Nan Tang
Chief Executive Officer Pulmongene
Nan Tang, M.D., Ph.D., is the founder and chairman of Pulmongene, and currently the Principal Investigator of National Institute of Biological Sciences (NIBS). Dr. Tang is an internationally renowned expert in pulmonary fibrosis and alveolar regeneration and has more than 20 years’ experience in investigating molecular and cellular drivers that promote alveolar regeneration. She established the first Idiopathic Pulmonary Fibrosis (IPF) mouse model that recapitulates human pathology and identified novel therapeutic targets of lung diseases.
Dr. Tang obtained her Ph.D. from the University of California, San Diego and completed her postdoctoral training at University of California, San Francisco.

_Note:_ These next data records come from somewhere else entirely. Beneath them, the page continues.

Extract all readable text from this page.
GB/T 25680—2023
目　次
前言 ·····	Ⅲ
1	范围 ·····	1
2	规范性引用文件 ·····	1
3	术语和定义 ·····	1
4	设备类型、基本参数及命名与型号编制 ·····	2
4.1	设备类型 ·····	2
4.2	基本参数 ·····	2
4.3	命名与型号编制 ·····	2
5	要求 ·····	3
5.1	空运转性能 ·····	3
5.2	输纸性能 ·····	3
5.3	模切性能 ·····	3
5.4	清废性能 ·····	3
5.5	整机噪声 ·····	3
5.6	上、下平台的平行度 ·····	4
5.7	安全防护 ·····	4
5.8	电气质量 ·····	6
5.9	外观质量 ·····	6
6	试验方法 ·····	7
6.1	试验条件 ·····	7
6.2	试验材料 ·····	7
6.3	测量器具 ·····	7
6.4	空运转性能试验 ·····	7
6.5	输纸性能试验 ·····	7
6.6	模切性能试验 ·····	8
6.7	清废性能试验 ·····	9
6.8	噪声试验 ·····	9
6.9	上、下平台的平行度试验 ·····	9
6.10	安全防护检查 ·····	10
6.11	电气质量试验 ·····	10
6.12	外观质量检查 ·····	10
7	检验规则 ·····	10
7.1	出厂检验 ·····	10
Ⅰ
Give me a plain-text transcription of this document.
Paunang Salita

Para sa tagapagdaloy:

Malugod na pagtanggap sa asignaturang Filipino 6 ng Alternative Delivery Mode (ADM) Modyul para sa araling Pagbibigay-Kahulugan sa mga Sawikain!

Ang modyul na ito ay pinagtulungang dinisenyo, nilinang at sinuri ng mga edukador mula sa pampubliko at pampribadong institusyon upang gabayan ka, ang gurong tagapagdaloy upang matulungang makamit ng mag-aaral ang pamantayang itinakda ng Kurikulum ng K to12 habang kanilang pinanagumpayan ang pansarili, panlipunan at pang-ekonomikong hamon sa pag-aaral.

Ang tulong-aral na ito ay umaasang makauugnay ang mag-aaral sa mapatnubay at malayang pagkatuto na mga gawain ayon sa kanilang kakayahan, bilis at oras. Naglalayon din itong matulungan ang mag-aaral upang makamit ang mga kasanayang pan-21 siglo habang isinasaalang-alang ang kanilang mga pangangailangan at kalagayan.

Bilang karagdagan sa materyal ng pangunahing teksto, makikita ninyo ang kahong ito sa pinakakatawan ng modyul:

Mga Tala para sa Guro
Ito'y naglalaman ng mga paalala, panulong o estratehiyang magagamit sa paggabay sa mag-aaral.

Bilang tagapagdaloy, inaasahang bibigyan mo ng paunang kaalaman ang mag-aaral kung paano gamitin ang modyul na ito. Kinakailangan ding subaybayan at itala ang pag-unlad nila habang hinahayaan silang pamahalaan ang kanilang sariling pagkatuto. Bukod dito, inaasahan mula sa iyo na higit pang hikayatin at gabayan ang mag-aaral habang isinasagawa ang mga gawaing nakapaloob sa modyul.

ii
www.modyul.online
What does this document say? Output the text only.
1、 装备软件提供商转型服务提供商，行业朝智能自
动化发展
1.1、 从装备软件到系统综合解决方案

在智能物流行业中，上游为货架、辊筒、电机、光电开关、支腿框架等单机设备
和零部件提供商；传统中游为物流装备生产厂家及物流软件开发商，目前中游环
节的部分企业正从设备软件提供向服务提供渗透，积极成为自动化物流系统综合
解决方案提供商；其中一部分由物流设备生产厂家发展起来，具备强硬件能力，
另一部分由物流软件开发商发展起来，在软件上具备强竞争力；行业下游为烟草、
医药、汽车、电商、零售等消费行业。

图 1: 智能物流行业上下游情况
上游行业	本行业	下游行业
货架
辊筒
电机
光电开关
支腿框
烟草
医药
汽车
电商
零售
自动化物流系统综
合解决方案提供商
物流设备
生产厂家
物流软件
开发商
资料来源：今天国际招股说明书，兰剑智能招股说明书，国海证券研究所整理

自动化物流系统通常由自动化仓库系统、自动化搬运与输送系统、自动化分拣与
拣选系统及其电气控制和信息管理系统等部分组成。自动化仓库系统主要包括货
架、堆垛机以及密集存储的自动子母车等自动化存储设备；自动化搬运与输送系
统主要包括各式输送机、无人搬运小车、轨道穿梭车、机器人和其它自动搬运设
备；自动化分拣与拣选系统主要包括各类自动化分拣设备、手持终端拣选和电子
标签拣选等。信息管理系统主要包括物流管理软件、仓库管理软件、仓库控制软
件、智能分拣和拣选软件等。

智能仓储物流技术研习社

She is also trained as a physician and earned her medical degree from Medical School of Xi’an Jiaotong University.
Seminars
Despite decades of research, therapeutic development for IPF and progressive pulmonary fibrosis remains constrained by limited target diversity and high clinical attrition. With advances in single-cell technologies, imaging, and human tissue models, the field is rethinking how to discover and validate the next generation of fibrosis targets.
Discussion Topics Include:
- Reassessing Historical Pathways: Revisiting canonical mechanisms such as TGF-β signaling, integrins, and inflammatory mediators, what have we learned, and do these pathways still hold untapped therapeutic potential?
- Emerging Target Opportunities: Exploring epithelial repair, fibroblast heterogeneity, immune modulation, and regenerative biology as potential avenues for next-generation interventions.
- Bridging Preclinical Insights to Clinical Readouts: How preclinical findings and cellular-level insights can guide trial design, biomarker selection, and patient stratification; challenges of relying solely on lung function endpoints (FEV/FVC); and leveraging multi-omics, spatial biology, and imaging technologies to accelerate target validation and predict meaningful clinical outcomes.
- Forward-Looking Questions: Which cellular or molecular readouts best predict clinical efficacy? Can we design trials focused on fibrosis biology rather than aggregated lung function metrics? How can new technologies inform both target discovery and endpoint selection for more translatable therapies?